Glasgow-born Andrew Mullen won silver in front of a home crowd as Great Britain landed six medals from six finals on the opening night of the Glasgow 2015 IPC Swimming World Championships at Tollcross.
The 20-year old was one of five silver medallists for the British Para-Swimming team on day one in Scotland as Ellie Simmonds, James Crisp, Scott Quin and Tully Kearney also finished second while Susie Rodgers was the other British medallist with bronze.
Mullen, who learned to swim at Tollcross, took the challenge to defending champion Daniel Dias in the S5 50m Backstroke final; the Brazilian having won the past two World and Paralympic crowns.

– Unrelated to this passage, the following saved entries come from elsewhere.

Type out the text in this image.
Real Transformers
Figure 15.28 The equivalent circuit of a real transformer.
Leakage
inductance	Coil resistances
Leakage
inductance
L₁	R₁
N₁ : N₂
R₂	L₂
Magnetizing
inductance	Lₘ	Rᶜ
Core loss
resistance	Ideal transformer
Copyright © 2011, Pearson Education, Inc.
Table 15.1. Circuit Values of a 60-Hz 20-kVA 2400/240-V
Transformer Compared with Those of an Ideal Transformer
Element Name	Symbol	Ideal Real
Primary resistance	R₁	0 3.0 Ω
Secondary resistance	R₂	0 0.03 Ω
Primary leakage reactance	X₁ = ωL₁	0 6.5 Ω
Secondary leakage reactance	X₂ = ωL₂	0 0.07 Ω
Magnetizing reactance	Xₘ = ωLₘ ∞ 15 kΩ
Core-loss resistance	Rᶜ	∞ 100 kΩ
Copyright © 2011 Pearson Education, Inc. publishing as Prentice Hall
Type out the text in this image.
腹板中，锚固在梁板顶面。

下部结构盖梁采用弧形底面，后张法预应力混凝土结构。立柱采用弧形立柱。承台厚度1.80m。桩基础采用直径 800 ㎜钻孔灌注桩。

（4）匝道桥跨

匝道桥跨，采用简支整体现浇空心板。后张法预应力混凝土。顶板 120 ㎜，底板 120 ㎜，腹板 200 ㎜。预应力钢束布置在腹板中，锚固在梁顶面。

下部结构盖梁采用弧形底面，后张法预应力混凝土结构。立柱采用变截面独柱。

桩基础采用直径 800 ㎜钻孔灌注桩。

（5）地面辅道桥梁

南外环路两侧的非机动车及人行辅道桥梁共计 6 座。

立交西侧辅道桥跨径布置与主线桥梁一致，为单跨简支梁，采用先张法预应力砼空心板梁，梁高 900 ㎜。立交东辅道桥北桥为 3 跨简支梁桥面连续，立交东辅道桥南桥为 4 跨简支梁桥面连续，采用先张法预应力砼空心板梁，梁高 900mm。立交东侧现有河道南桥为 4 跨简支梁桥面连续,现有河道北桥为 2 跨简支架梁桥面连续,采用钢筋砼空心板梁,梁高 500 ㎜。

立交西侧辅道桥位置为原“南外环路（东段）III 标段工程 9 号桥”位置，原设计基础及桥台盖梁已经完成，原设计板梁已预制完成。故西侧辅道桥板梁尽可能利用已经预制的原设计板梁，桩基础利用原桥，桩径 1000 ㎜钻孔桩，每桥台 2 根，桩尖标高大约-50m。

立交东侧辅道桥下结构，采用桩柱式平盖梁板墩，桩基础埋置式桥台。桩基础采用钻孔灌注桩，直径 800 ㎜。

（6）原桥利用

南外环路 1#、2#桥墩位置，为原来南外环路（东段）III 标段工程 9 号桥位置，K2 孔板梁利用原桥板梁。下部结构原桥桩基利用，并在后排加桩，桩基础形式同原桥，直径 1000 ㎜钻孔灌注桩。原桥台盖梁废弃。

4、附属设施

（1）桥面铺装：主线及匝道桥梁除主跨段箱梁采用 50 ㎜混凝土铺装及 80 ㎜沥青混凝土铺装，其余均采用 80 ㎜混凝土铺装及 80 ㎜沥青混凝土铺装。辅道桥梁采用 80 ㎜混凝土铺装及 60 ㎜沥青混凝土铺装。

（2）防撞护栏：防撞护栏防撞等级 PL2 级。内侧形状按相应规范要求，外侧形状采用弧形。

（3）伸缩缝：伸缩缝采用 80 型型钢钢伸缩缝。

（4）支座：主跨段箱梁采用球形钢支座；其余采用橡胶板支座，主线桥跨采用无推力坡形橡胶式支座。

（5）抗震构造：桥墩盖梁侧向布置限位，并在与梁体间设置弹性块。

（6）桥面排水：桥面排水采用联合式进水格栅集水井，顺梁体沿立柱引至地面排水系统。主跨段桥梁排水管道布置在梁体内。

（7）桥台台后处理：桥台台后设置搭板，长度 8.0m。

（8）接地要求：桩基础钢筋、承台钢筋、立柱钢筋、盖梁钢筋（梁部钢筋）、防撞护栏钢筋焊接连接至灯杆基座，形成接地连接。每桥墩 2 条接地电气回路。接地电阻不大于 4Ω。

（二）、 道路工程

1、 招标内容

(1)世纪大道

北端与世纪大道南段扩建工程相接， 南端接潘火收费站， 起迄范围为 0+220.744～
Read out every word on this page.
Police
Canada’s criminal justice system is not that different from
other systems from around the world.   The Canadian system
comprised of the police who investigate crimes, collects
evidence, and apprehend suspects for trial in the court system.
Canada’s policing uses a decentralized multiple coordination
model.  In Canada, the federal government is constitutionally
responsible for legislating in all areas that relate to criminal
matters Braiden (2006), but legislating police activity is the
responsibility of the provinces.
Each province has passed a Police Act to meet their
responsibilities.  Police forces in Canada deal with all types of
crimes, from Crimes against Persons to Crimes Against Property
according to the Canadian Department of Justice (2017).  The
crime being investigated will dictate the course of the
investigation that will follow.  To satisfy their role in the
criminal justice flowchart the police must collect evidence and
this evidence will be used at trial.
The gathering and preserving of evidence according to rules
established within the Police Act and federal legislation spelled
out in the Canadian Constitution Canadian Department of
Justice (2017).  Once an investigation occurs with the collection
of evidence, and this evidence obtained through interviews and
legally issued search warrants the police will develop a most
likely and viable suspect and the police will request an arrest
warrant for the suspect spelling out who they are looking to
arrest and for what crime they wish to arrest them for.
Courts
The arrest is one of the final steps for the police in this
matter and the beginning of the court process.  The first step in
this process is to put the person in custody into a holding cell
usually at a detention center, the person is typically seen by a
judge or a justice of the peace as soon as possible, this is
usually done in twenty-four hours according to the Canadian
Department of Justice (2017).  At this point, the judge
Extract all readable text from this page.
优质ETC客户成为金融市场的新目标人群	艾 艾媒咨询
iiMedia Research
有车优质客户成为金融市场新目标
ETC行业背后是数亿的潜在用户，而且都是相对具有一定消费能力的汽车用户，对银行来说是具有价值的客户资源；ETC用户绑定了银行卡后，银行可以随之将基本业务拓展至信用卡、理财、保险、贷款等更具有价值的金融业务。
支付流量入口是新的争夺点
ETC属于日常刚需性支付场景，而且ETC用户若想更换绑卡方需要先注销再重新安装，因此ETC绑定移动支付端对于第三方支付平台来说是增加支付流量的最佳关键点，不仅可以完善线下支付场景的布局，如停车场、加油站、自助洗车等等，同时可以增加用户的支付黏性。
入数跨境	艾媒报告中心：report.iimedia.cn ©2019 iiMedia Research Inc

And while Mullen, who set a European record 37.29 in the heats, pushed Dias to one of the best times of his career, the Scot settled for silver on 37.68 behind the Brazilian’s Championship record 35.34.
And the young Brit admitted it had been a humbling experience to land a World Championship medal in his hometown pool.
“I feel in good form coming into this meet so to go a PB is a good way to start it off,” said Mullen, who trains at the National Performance Centre in Manchester.
“Hopefully I can carry that momentum on to some of my other events later this week.
“It’s very humbling winning a World medal where I first learned to swim and I’m really pleased to be able to do that in front of my friends and family.”
Simmonds faced an in-form rival in her S6 400m Freestyle final in the shape of Ukraine’s European 50m and 100m Freestyle champion Yelyzaveta Mereshko.
The Brit kept stroke for stroke with Mereshko throughout the final before the Ukranian edged narrowly clear in the final 20m.
And while Simmonds came home in 5:22.24, the second fastest time of her career behind her world record 5:19.17 at London 2012, Mereshko held off the Brit to take victory in 5:21.76.
“I gave the best that I could on the day to be honest,” said Simmonds.
“It was my best time since London 2012. It didn’t get me the gold medal today but you can’t always get it.
“I did everything that I could on the day and it just wasn’t good enough to win the gold medal.
“I’ve been a gold medallist in this event at every Championship since 2008 so it’s hard but I’m going to go back tomorrow and get ready for the 100m Breaststroke which is fun event and there’s no pressure on me at all.
“This might have knocked me back but I’m going to go out stronger for my other races this week.”
Crisp is no stranger to the IPC Swimming World Championship podium, having amassed 19 medals over the past five stagings of the event.
And the 32-year old celebrated his 20th medal with silver in a nail-biting S9 100m Backstroke final, hanging on to touch second in 1:05.12 behind Australia’s Brenden Hall (1:05.01) but ahead of Hungary’s Tamas Toth (1:05.24).
In contrast, 18-year old Kearney bagged just the second World prize of her young career as she took more than half a second off her personal best from the heats with a 1:10.52 effort in the S9 100m Backstroke final.
Warrender’s European silver medallist Quin won his first World medal as he claimed silver in his favourite SB14 100m Breaststroke.
The 24-year old touched joint second with Japan’s Paralympic champion and world record holder Yasuhiro Tanaka in 1:07.99 as the Netherlands’ Marc Evers took gold in 1:07.10.
Meanwhile, Rodgers claimed the sixth IPC Swimming World Championship medal of her career with S7 100m Freestyle bronze.
After turning fourth at the half-way stage, the Beckenham swimmer forged her way into the medal positions in the final 50m, ultimately touching in 1:13.10 to join USA’s Cortney Jordan (1:11.93) and Russia’s Ani Palian (1:12.98) on the podium.